L’action se situe dans l’immédiat après-guerre. Nous y suivons le devenir de Shoko, petite fille d’abord, puis adolescente et enfin jeune femme. Pendant la guerre, son père, activiste nationaliste et opposant politique, disparaît alors que les autorités voulaient lui mettre la main dessus. Sa mère, ancienne geisha, torturée, ne se remet jamais du traitement infligé et meurt, laissant Shoko livrée à elle-même.
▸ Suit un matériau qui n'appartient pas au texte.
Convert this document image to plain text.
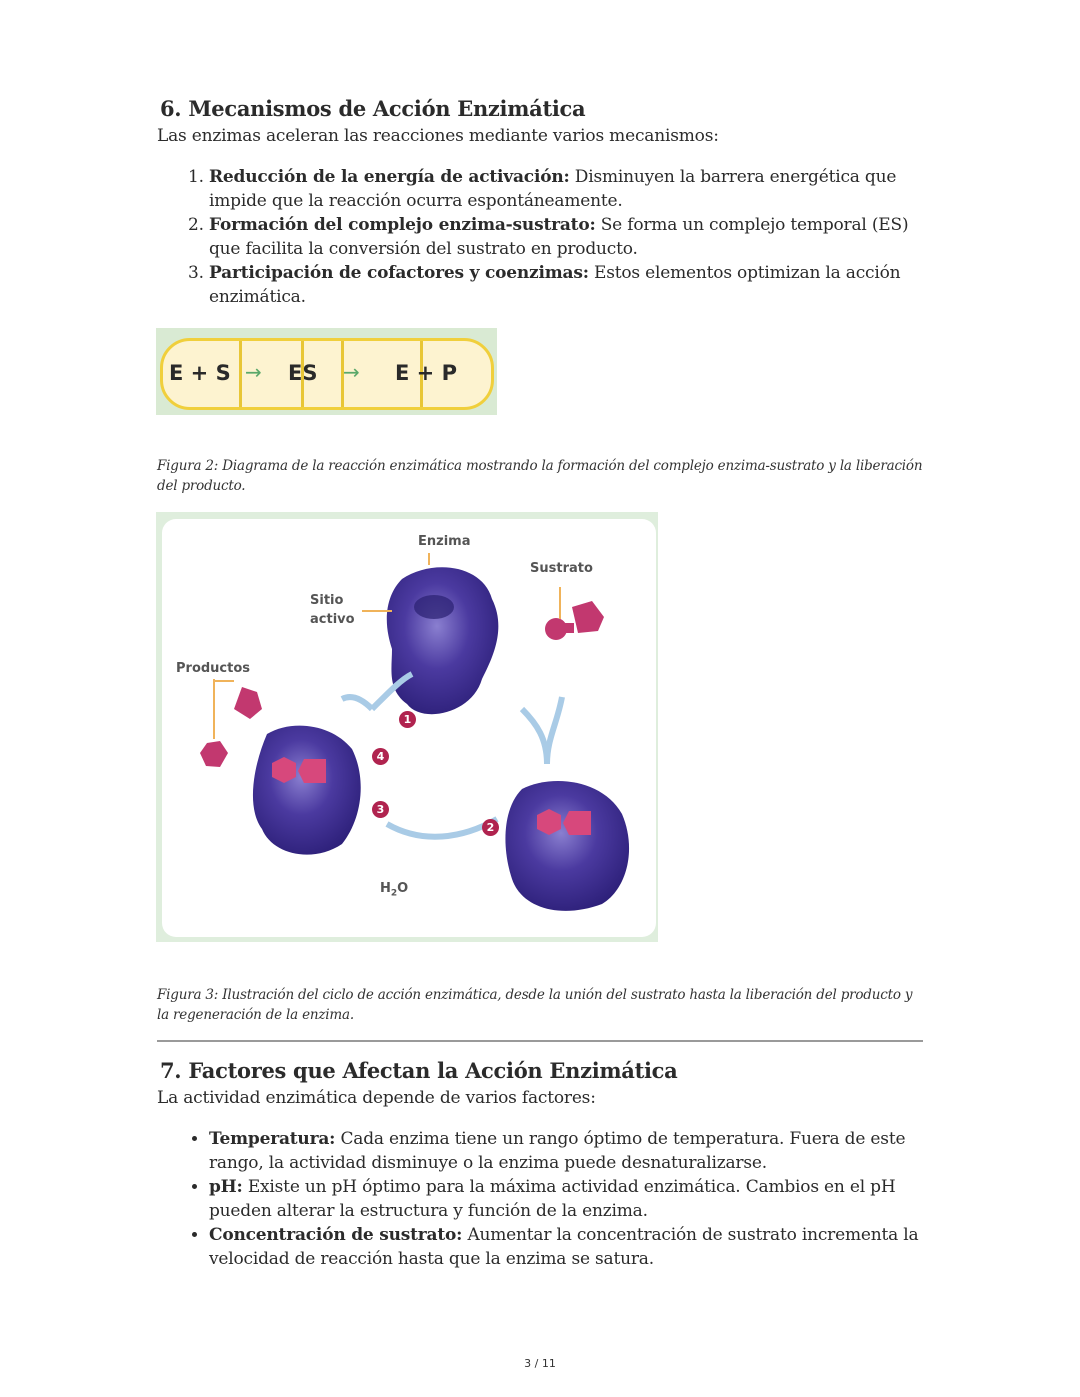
6. Mecanismos de Acción Enzimática

Las enzimas aceleran las reacciones mediante varios mecanismos:

1. Reducción de la energía de activación: Disminuyen la barrera energética que impide que la reacción ocurra espontáneamente.
2. Formación del complejo enzima-sustrato: Se forma un complejo temporal (ES) que facilita la conversión del sustrato en producto.
3. Participación de cofactores y coenzimas: Estos elementos optimizan la acción enzimática.
E + S → ES → E + P
Figura 2: Diagrama de la reacción enzimática mostrando la formación del complejo enzima-sustrato y la liberación del producto.
Enzima
Sustrato
Sitio
activo
Productos
$H_2O$
1
2
3
4
Figura 3: Ilustración del ciclo de acción enzimática, desde la unión del sustrato hasta la liberación del producto y la regeneración de la enzima.
7. Factores que Afectan la Acción Enzimática

La actividad enzimática depende de varios factores:

• Temperatura: Cada enzima tiene un rango óptimo de temperatura. Fuera de este rango, la actividad disminuye o la enzima puede desnaturalizarse.
• pH: Existe un pH óptimo para la máxima actividad enzimática. Cambios en el pH pueden alterar la estructura y función de la enzima.
• Concentración de sustrato: Aumentar la concentración de sustrato incrementa la velocidad de reacción hasta que la enzima se satura.
3 / 11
Shoko devient alors une de ces orphelins de l’après-guerre, dont le nombre fut estimé à 120 000, dont 30 000 devenus vagabonds. Mais celle-ci, pleine de ressources, s’impose rapidement comme cheffe de bande avant d’être envoyée dans un centre de rééducation. Là, elle affrontera camarades cruelles et professeurs pervers pour faire montre de sa détermination et de son caractère violemment insoumis.
Car c’est bien un portrait de femme que brossent Kazuo Kamimura et Ikki Kajiwara en construisant un des personnages les plus fascinants du manga. Les choix de vie de Shoko, la résolution dont elle témoigne et les attitudes qu’elle adopte face aux hommes et face au pouvoir - les deux le plus souvent confondus d’ailleurs - font d’elle une héroïne d’exception, d’une rare puissance.
Alors certes, nous aurions aimé la suivre davantage encore et le récit, s’il boucle bien certaines intrigues, demeure résolument ouvert. Mais Une femme de Showa s’achève après une douzaine de chapitres qui laissent Shoko devenue une jeune femme, renouant avec le milieu qui avait permis à ses parents de se rencontrer : celui des geisha. Nous aurions aimé connaître le devenir de cette femme d’influence, la voir grandir encore.
Mais ce récit forme néanmoins un tout cohérent, d’une grande justesse, sur l’époque et sur les mœurs. L’ensemble correspond au premier chapitre, intitulé "La Perle", imaginé par Ikki Kajiwara pour raconter l’itinéraire de Shoko. Chaque étape de la vie de celle-ci offre un regard sans concession - le titre est signalé "pour public averti" - sur le monde qui nous entoure et les rapports de force qui le structurent. Et Shoko, par sa capacité à ne rien accepter qui lui soit imposé, ou qui n’ait fait l’objet d’une décision délibérée, nous apprend, strictement, à nous réapproprier notre existence. Voilà qui est déjà plus que suffisant, puisque infiniment nécessaire.